Understanding the difference between Fee-Only and Fee-Based, however, is important and could be the key to your long-term planning success.

What is Fee-Only Financial Planning?

Fee-Only financial planners are legally registered as investment advisors and have a fiduciary responsibility to you to create a plan in your best interest. Fee-only advisors cannot accept any compensation as a result of product sales. In other words, they can’t make a commission from specific investments they recommend you purchase. They are paid directly by you – and only by you – either through an hourly fee, a retainer fee, or an agreed-upon percentage of your assets that they manage.

As a result, in most cases, Fee-Only advisors have fewer conflicts of interest. They are more focused on your needs, rather than on selling you specific investments, since their compensation is not determined by sales volume or choice. A Fee-Only advisor will not try to steer you toward commissioned annuities; a Fee-Only planner’s advice must be completely free of attachment to financial products. The role of Fee-Only advisors is to only provide you advice that fits your current financial situation and your goals and therefore not recommend products and services that don’t support that goal and that are not the best choices for you.

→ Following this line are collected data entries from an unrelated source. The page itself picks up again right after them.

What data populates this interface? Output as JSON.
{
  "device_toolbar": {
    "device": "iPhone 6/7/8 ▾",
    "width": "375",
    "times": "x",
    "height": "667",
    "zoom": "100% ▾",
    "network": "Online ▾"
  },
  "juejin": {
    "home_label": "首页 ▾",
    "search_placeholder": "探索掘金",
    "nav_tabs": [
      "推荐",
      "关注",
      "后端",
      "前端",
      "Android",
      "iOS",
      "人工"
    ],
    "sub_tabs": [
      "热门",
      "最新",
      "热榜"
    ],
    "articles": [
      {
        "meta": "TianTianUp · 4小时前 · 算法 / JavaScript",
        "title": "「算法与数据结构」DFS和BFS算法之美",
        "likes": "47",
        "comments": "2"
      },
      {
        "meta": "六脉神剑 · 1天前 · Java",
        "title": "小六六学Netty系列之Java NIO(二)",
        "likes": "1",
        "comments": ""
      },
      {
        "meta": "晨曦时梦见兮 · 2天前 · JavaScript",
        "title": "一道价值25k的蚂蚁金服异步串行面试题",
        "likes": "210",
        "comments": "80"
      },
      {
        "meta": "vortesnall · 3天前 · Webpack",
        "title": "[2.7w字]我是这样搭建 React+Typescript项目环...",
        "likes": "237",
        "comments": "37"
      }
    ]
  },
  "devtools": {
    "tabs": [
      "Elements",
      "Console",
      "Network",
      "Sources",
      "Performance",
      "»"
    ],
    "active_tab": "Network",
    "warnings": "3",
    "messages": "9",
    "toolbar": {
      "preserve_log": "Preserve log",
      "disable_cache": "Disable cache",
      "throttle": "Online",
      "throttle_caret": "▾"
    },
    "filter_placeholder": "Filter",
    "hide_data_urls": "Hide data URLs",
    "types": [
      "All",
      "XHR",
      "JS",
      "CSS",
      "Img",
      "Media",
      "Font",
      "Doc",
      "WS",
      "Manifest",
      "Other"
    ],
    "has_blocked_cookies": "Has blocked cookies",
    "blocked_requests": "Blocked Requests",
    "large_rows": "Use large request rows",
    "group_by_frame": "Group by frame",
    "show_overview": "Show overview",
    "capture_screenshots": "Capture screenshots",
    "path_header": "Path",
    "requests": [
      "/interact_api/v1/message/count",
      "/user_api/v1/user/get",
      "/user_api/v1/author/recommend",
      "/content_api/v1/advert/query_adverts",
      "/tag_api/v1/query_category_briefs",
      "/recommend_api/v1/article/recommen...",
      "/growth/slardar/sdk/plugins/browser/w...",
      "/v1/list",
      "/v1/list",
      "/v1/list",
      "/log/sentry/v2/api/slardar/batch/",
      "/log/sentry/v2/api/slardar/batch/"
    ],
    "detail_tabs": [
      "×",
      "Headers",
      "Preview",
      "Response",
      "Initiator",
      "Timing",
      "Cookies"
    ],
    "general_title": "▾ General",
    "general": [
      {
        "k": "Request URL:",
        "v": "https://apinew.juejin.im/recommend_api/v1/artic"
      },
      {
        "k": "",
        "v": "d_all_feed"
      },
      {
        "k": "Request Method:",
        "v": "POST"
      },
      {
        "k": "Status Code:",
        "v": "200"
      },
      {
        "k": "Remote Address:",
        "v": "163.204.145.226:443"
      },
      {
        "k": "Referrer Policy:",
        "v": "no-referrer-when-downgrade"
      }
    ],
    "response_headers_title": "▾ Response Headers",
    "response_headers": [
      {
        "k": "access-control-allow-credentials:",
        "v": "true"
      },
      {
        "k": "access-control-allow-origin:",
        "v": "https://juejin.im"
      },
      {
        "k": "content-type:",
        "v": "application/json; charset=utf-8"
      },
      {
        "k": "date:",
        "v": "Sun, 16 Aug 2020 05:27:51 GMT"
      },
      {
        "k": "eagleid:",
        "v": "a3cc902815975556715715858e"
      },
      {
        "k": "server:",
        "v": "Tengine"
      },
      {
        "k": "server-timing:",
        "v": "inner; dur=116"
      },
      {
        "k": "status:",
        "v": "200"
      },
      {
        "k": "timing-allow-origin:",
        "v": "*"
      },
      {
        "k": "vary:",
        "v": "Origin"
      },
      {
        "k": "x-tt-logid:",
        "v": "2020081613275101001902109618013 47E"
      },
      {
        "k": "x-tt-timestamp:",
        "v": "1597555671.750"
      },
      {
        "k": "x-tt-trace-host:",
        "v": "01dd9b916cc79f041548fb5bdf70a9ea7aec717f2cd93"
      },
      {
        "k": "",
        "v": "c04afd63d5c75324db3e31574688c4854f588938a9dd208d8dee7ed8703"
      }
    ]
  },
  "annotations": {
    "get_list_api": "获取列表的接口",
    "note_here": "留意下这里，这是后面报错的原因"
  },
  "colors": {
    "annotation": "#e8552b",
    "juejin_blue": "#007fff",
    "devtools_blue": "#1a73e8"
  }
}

What is Fee-Based Planning?

“Fee-Based” is a category the brokerage community has created to take advantage of the success – and attractiveness – of Fee-Only advising. Because the terms sound so similar, it’s easy to think they are similar, but there is a major difference between Fee-Based planning and Fee-Only planning.

In Fee-Based planning, the advisor is compensated with a set percentage of your assets instead of a retainer or a flat hourly fee. In addition to that percentage, Fee-based advisors can also accept commissions from financial products, annuities, and insurance products they sell you. Each time you purchase one of those products, their earnings increase.

This leads to a fundamental conflict of interest. Your advisor wants to earn as much as possible while you want someone to provide honest and trustworthy guidance.

If one fund offers advisors a significant commission and another one doesn’t but is better for you and your financial goals, how likely is it that the advisor will forego the opportunity to earn the commission by recommending the better fund?

That is why the legally-binding Fiduciary Rule that Fee-Only Advisors follow is so important: the definition of a fiduciary relationship is one based on trust.

How to Make Sure Your Advisor is Fee-Only

Before selecting an advisor, ask how and what their compensation plan looks like. Ask them to disclose what their compensation fees are in writing and whether or not they accept commissions. By choosing an advisor who provides Fee-Only services, you stand a greater chance of avoiding any conflicts of interests. Remember, Fee-Based advisors are obligated by their brokers or by specific deals to sell certain products. Fee-Only advisors are under no such requirements and have a legal, fiduciary, obligation to work for you, and you only.